On me répondra que Béziers n’était ni un meeting préélectoral ni une réunion d’adoubement du Front national. Mais si on a un tant soit peu les yeux en face des trous, il est évident que cette seule société civile n’aura ni la force pour certains, ni le désir pour d’autres, de catalyser les esprits « dissidents » pour les canaliser vers le seul parti structuré capable de gagner en 2017. Alors ? Faisons comprendre une fois pour toutes aux Dupont-Aignan, Villiers, Zemmour, Camus, Tillinac (ces trois derniers étant des politiciens qui s’ignorent), pour lesquels nous avons le plus grand respect, que sans eux rien ne sera possible certes, mais que la victoire sera d’autant plus belle en 2017 s’ils réussissent, en travaillant sincèrement sur ce qui peut les unir au FN, à mettre leurs petites personnes de côté pour voir plus grand.

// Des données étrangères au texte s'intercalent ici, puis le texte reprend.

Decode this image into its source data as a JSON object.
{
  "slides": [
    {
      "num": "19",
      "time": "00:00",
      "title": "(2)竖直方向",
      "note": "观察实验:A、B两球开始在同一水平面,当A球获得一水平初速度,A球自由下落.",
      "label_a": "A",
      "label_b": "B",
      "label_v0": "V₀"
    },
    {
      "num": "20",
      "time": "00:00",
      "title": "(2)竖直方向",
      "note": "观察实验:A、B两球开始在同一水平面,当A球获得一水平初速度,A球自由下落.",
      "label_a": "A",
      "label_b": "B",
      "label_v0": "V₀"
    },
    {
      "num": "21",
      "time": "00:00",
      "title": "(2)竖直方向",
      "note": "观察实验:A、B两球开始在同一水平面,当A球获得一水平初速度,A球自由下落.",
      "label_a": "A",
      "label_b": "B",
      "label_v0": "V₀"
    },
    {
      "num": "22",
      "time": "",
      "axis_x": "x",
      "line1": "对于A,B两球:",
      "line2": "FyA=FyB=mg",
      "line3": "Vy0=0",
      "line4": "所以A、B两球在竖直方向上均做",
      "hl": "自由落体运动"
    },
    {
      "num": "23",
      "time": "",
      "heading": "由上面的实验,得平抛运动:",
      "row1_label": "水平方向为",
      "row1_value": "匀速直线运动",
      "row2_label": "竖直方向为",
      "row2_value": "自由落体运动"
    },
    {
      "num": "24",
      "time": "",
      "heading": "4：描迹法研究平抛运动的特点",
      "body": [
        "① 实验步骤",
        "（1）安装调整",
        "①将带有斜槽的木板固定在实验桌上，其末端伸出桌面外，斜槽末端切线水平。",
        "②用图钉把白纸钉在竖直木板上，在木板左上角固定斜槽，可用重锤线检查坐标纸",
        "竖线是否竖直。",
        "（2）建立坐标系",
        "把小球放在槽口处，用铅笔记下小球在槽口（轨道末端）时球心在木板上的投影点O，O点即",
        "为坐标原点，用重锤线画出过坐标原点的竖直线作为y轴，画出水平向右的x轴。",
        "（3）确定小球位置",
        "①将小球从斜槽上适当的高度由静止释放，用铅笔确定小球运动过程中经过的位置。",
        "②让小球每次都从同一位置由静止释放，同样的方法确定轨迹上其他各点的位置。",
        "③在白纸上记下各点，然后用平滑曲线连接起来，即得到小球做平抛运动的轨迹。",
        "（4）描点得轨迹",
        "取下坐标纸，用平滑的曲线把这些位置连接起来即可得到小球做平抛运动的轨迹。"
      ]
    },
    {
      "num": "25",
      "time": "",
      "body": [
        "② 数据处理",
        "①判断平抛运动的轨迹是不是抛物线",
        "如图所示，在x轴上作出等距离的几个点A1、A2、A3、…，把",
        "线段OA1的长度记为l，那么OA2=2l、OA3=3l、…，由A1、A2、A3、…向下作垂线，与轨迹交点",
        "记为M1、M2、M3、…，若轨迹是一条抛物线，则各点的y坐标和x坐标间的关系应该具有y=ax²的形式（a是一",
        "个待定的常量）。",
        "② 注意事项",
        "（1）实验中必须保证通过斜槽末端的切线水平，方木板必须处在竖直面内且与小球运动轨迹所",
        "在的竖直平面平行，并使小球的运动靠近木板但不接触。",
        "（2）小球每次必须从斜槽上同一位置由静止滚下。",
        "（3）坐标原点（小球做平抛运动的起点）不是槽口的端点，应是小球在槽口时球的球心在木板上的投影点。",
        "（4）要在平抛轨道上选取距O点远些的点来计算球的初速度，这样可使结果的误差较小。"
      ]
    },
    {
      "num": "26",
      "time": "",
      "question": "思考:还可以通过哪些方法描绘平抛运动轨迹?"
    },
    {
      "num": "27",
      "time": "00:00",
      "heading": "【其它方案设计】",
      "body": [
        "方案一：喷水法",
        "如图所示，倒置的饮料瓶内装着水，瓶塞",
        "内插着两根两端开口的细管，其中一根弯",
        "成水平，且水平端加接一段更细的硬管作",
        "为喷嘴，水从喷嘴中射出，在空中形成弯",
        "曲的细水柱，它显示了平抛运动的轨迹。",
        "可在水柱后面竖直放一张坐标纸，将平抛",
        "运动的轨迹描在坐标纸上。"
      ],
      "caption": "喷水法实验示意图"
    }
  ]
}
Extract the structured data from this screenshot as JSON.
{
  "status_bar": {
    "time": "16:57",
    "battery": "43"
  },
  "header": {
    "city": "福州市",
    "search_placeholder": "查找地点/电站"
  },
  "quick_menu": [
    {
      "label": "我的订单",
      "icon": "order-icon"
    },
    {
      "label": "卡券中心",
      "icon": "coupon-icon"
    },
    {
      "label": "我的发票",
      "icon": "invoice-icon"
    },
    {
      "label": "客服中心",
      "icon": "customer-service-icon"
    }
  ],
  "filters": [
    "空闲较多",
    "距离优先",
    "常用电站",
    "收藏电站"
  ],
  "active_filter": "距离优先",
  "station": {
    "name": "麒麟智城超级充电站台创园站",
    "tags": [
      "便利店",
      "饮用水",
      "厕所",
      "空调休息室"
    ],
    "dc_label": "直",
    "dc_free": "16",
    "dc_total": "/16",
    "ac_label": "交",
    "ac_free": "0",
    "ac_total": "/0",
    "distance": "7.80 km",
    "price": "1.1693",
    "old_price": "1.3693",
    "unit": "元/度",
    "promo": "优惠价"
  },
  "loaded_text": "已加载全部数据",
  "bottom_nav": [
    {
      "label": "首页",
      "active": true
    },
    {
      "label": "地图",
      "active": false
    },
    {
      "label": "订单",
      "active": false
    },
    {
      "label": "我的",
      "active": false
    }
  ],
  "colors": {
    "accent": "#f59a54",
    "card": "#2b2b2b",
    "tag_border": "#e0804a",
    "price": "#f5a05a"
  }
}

Disons-leur aussi qu’à vouloir cultiver leurs « courants », ceux-ci les conduiront finalement à la fin de leurs vies sans avoir rien achevé si ce n’est leurs différences qui mèneront la cause nationale au tombeau et le pays au désastre. Faisons enfin comprendre à Marine Le Pen qu’elle n’a pas le monopole de la vérité. À défaut de tout cela, nous serons obligés, querelles permanentes à l’appui et à l’image de Vercingetorix, de déposer nos armes aux pieds de personnes autrement plus dangereuses que Jules César.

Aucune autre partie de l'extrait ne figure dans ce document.